LA LISTE DE NOS ENVIES

Récit, polar ou témoignages, les critiques du « Monde des livres » ont sélectionné trois ouvrages cette semaine.

TÉMOIGNAGES : « La Guerre et après… », de Pauline Maucort

Dans La Guerre et après…, neuf militaires français racontent leur quotidien en Afghanistan, au Mali et en Centrafrique. A la manière de William March, auteur de Compagnie K (Gallmeister, 2013), classique américain de la Grande Guerre, Pauline Maucort a varié les profils : psychologue de l’armée, marsouin, légionnaire kazakh, tireur d’élite, caporal infirmier. Elle a également diversifié les modes de narration : sous forme de carnet pour un capitaine de légion, de lettre au frère pour un caporal-chef, de dialogue avec la journaliste pour une mère célibataire.

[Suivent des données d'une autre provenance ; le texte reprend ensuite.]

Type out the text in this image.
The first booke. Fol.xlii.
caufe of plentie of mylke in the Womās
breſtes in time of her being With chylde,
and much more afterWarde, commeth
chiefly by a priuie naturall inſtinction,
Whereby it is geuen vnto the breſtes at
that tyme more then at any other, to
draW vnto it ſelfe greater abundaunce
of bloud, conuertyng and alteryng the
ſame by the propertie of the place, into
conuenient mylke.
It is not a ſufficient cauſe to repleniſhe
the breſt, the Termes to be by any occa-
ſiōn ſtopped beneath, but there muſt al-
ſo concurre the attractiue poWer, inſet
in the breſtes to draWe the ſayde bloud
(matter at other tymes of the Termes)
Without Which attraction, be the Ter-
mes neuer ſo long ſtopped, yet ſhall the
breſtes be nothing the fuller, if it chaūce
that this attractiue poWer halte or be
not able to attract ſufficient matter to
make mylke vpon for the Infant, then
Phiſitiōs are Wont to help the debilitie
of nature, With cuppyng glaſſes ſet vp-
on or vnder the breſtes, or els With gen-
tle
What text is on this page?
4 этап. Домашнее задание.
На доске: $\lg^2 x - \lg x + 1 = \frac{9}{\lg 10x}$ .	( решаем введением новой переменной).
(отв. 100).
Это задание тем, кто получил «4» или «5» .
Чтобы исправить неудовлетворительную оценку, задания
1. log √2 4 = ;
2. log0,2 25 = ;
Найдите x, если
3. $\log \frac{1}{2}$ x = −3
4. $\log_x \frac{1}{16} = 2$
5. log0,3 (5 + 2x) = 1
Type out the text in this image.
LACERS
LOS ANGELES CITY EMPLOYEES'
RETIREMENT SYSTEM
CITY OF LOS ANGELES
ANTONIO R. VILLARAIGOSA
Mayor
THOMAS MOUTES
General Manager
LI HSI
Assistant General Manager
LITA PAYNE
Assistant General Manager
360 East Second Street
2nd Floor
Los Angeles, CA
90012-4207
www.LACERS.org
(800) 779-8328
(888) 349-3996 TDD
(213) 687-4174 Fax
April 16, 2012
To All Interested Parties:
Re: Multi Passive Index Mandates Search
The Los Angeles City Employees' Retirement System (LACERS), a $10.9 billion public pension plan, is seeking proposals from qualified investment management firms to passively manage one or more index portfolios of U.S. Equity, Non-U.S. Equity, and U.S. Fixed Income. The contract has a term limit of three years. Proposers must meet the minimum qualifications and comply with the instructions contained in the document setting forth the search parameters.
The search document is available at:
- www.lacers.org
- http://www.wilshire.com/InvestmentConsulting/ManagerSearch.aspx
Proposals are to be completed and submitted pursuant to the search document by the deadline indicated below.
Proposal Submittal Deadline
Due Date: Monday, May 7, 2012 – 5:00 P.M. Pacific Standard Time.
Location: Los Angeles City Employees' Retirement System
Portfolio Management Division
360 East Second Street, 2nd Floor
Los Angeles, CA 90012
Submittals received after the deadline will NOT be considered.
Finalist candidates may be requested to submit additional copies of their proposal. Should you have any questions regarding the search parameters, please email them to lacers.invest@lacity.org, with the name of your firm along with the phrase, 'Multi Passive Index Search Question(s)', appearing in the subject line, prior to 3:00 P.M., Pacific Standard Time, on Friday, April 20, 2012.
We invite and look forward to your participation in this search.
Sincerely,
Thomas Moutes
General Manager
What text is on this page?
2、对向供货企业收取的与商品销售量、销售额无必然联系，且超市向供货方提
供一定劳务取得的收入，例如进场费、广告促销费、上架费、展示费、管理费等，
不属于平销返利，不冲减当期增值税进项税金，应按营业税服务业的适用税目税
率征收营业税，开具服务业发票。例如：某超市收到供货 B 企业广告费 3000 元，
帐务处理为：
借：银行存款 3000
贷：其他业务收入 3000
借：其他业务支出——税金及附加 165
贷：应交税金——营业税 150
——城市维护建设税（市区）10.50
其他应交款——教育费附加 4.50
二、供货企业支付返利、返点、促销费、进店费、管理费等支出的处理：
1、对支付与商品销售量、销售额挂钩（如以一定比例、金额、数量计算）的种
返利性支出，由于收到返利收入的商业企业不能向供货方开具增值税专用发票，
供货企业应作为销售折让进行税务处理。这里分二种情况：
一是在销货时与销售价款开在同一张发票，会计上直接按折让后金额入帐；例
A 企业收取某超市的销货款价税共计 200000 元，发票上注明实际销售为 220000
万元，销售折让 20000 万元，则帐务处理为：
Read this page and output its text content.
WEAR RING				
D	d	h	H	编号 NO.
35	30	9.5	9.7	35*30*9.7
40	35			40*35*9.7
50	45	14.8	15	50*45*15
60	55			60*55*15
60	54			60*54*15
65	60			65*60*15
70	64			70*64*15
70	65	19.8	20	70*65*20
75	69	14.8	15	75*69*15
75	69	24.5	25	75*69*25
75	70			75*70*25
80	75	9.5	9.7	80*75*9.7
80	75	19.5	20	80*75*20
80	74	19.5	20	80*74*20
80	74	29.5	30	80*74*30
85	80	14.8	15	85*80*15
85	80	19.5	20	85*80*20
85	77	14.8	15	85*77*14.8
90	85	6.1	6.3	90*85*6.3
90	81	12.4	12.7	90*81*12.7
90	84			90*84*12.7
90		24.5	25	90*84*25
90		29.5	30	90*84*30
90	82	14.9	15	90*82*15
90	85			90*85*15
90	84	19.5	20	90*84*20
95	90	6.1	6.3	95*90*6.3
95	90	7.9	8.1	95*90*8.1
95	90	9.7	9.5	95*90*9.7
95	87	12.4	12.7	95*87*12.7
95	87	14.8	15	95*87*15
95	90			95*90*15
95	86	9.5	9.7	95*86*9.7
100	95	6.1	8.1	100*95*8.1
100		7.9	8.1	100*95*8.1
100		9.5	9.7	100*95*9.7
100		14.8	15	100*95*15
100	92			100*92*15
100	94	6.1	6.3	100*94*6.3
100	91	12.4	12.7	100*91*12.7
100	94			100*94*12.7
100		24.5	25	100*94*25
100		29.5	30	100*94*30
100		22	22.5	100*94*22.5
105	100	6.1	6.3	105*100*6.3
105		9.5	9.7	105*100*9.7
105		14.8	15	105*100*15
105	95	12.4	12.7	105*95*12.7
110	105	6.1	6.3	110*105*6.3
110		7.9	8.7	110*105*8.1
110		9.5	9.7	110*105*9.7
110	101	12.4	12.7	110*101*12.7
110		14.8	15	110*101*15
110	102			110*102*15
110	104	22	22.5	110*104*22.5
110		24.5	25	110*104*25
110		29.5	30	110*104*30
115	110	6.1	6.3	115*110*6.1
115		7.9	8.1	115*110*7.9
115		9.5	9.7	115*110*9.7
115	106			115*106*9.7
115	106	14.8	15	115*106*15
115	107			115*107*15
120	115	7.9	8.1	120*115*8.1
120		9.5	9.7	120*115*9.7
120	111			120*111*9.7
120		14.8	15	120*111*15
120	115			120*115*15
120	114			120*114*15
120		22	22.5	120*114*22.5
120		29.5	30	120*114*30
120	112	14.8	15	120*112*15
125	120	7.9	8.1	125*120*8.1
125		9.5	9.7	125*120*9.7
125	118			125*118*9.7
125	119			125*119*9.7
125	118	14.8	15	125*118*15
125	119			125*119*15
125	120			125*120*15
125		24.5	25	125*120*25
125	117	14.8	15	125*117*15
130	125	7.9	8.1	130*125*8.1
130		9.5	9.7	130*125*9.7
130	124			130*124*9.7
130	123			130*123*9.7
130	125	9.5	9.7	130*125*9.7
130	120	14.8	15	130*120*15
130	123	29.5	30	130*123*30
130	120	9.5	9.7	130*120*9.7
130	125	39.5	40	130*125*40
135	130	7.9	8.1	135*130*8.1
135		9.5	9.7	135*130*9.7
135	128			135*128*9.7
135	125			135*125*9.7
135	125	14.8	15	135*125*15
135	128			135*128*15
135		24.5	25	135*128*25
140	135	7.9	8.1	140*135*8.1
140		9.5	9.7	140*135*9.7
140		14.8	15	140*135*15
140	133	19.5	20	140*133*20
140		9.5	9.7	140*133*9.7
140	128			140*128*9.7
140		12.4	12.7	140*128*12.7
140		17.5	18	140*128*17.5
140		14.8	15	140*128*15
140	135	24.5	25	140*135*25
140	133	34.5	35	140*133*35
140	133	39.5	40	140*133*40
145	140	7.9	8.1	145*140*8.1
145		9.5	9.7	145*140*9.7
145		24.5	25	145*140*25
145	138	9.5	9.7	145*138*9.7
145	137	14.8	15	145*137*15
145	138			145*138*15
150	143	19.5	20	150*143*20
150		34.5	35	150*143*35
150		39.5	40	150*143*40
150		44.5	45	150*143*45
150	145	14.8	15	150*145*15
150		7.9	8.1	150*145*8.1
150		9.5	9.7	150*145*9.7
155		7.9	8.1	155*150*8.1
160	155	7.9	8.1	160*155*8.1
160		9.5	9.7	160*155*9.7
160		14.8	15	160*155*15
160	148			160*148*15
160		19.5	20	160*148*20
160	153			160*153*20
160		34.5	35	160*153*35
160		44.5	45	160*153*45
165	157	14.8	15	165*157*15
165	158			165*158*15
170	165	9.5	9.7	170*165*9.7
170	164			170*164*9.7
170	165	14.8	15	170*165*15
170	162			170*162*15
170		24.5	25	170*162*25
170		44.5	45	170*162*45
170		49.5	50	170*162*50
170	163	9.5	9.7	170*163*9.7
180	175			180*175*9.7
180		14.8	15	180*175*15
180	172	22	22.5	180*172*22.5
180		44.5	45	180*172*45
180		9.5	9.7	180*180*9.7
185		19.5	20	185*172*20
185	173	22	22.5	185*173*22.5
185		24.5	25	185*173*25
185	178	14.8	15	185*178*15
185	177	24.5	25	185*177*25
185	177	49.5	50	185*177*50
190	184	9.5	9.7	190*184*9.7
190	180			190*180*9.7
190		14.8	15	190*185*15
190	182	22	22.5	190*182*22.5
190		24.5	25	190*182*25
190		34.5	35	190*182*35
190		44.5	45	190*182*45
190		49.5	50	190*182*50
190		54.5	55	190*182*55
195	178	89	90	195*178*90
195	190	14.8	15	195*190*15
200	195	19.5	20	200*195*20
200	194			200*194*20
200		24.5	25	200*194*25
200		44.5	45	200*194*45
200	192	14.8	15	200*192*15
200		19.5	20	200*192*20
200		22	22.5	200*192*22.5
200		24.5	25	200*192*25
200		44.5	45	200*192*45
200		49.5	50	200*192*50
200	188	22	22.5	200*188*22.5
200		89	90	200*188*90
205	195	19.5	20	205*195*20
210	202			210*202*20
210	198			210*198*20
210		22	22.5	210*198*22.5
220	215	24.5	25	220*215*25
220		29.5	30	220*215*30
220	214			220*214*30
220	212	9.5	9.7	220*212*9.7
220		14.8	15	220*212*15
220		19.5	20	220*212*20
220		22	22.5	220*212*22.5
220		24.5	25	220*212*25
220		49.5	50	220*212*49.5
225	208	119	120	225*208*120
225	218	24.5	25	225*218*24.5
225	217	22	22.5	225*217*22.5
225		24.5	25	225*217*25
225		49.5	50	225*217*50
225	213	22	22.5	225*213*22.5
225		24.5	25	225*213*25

Pour retranscrire leurs confessions, parfois livrées au détour d’une anecdote ou entre les lignes d’un carnet, l’auteure a dû procéder à un important travail de réécriture. Avec sensibilité, et la plume alerte, elle parvient à narrer avec justesse l’ennui, les frustrations, les humiliations et les abus. A travers leurs regards, on lit aussi la fierté d’appartenir à « l’armée la plus civilisée du monde ».

Sur les bases militaires américaines, à l’intérieur d’un véhicule blindé de l’avant avec des légionnaires pris de panique ou dans la chambre d’enfant du soldat gagné par l’angoisse après six mois d’« Afgha », Pauline Maucort donne à chaque fois l’impression d’avoir suivi le combattant au plus près. Au total, un livre tranchant sur l’armée française aujourd’hui. Antoine Flandrin

LES BELLES LETTRES

La Guerre et après…, de Pauline Maucort, Les Belles Lettres, « Mémoires de guerre », 302 p., 21 €.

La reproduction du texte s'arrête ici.